A Typical Fu-Manuchu Labortory

This is not the first laboratory we have seen the Dr. absorbed in his work. Horrifying as it may be, it seems like Dr. Fu-Manchu well adept in his experiments. He only knows the object of his research.

"The end in which I lay, was, as I have said, typical of an Eastern house, and a large, ornate lantern hung from the ceiling almost directly above me. The further end of the room was occupied by tall cases, some of them containing books, but the majority filled with scientific paraphernalia; rows of flasks and jars, frames of test-tubes, retorts, scales, and other objects of the laboratory. At a large and very finely carved table sat Dr. Fu-Manchu, a yellow and faded volume open before him, and some dark red fluid, almost like blood, bubbling in a test-tube which he held over the flame of a Bunsen-burner.
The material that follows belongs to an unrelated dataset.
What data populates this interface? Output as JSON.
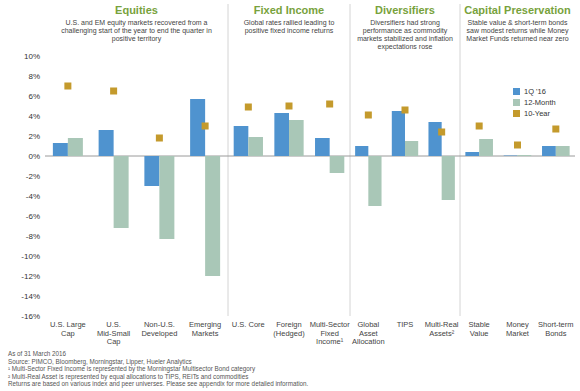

A huge glass retort (the bulb was fully two feet in diameter), fitted with a Liebig's Condenser, rested in a metal frame, and within the bulb, floating in an oily substance, was a fungus some six inches high, shaped like a toadstool, but of a brilliant and venomous orange color. Three flat tubes of light were so arranged as to cast violet rays upward into the retort, and the receiver, wherein condensed the product of this strange experiment, contained some drops of a red fluid which may have been identical with that boiling in the test-tube."